The ability of many relevant micro-organisms to form a protective biofilm inside a CL storage case is a known problem. Regular case replacement and biofilm disruption have been recommended for quite some time. The attraction and added safety of daily disposable (DD) CLs is obvious. However, the DD CLs have to be handled during insertion, so switching to DD CLs is not a guarantee of trouble-free wear. This is especially true if the CLs are reused or worn overnight. Furthermore, causative organisms often differ from those involved in non-DD cases of MK. Some cannot even be cultured, fewer environmental organisms are involved, and generally, the disease is less severe.

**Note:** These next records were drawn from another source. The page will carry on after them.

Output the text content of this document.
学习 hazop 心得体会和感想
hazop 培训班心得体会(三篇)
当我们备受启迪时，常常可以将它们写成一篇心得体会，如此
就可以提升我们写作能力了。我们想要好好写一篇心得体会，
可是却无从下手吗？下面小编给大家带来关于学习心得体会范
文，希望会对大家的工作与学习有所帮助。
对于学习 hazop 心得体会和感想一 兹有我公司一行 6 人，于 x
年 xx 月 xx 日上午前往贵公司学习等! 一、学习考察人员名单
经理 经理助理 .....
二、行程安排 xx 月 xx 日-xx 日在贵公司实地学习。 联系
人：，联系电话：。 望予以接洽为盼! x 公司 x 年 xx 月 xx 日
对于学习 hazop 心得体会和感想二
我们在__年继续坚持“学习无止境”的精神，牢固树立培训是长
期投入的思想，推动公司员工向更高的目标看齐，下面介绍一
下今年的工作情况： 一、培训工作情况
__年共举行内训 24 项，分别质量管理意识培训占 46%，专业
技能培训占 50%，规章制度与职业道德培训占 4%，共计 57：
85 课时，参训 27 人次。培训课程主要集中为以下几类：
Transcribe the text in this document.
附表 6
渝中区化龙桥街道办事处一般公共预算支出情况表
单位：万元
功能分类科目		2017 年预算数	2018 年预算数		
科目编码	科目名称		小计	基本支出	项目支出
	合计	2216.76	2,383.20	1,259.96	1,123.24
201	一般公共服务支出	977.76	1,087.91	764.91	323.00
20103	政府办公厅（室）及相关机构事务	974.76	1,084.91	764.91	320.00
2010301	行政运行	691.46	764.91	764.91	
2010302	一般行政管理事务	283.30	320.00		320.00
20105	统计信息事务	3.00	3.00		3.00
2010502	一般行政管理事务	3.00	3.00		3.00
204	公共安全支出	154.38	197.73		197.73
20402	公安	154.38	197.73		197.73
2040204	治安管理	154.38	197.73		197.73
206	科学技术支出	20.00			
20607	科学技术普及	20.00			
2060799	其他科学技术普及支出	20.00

Antimicrobial CL cases based on silver impregnation are also available.

She also pointed out that water contact with CLs was common, such as showering, swimming and CL handling with wet hands. Susceptibility to disease is an emerging issue and can affect ocular surface defences, can have effects on the epithelium (especially, but not only, the corneal epithelium), and can induce a subclinical immune cell response. There is evidence of individual differences in any immune response triggered.

Although there are still CL wearers who did little correctly or safely yet seem to sail through unscathed. Stapleton admitted that we are unlikely to eliminate ocular disease entirely. Modifying risks and risky behaviour is probably all that can be done.

Her parting advice was: DD CLs, don’t delay seeking attention for problems as soon as they arise, address the storage case issues, and avoid contact with tap water. She noted that the unregulated supply of decorative CLs in Australia and Asia is an emerging challenge because the ‘wearers’ have little or no idea of what risks they are exposing themselves to.

The H Barry Collin Research Medal was presented to Stapleton by Emeritus Professor Collin at the completion of her keynote address.